= Julianna Tymoczko =

American mathematician (born 1975)

Julianna Sophia Tymoczko (born 1975) is an American mathematician whose research connects algebraic geometry and algebraic combinatorics, including representation theory, Schubert calculus, equivariant cohomology, and Hessenberg varieties. She is a professor of mathematics at Smith College.

==Education and career==
Tymoczko grew up in Western Massachusetts, and studied discrete mathematics at Smith College as a high school student.
She was an undergraduate at Harvard University, and wrote a senior thesis on the homotopy groups of spheres, The p-components of the stable homotopy groups of spheres, with Joe Harris and Michael J. Hopkins as faculty mentors. After graduating in 1998, she moved to Princeton University for graduate study, and completed her Ph.D. there in 2003. Her dissertation, Decomposing Hessenberg Varieties over Classical Groups, was supervised by Robert MacPherson.
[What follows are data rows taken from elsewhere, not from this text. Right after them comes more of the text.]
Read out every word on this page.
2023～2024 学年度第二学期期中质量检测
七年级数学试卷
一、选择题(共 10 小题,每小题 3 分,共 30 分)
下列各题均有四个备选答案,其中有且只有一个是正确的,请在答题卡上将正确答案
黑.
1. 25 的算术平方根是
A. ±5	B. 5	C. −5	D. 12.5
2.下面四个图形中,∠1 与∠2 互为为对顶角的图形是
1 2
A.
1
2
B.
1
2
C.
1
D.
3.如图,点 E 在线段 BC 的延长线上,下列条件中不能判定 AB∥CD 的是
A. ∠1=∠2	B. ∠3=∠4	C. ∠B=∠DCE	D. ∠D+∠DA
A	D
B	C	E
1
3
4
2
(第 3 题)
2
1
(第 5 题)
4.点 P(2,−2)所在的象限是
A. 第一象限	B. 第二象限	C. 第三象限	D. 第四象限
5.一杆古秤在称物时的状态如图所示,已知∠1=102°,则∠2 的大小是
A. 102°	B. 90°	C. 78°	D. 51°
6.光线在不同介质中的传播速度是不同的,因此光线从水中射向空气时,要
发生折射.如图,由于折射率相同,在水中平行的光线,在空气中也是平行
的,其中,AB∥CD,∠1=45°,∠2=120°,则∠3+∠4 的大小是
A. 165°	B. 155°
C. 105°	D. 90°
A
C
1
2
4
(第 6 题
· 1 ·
After being a Clay Liftoff Fellow, NSF Postdoctoral Fellow, and Hildebrandt Assistant Professor at the University of Michigan, she took a tenure-track position at the University of Iowa in 2007. In 2011 she returned to Smith College as a faculty member. She was promoted to full professor in 2019.

==Recognition==
Tymoczko was elected as a Fellow of the American Mathematical Society in the 2020 class, for "contributions to algebraic geometry and combinatorics, and for outreach and mentorship".

==Personal life==
Tymoczko is one of three children of Thomas Tymoczko, a logician and philosopher of mathematics at Smith College, and comparative literature scholar Maria Tymoczko of the University of Massachusetts Amherst. Her brother, Dmitri Tymoczko, is a music composer and music theorist. She is married to Marshall Poe, a historian at the University of Massachusetts Amherst.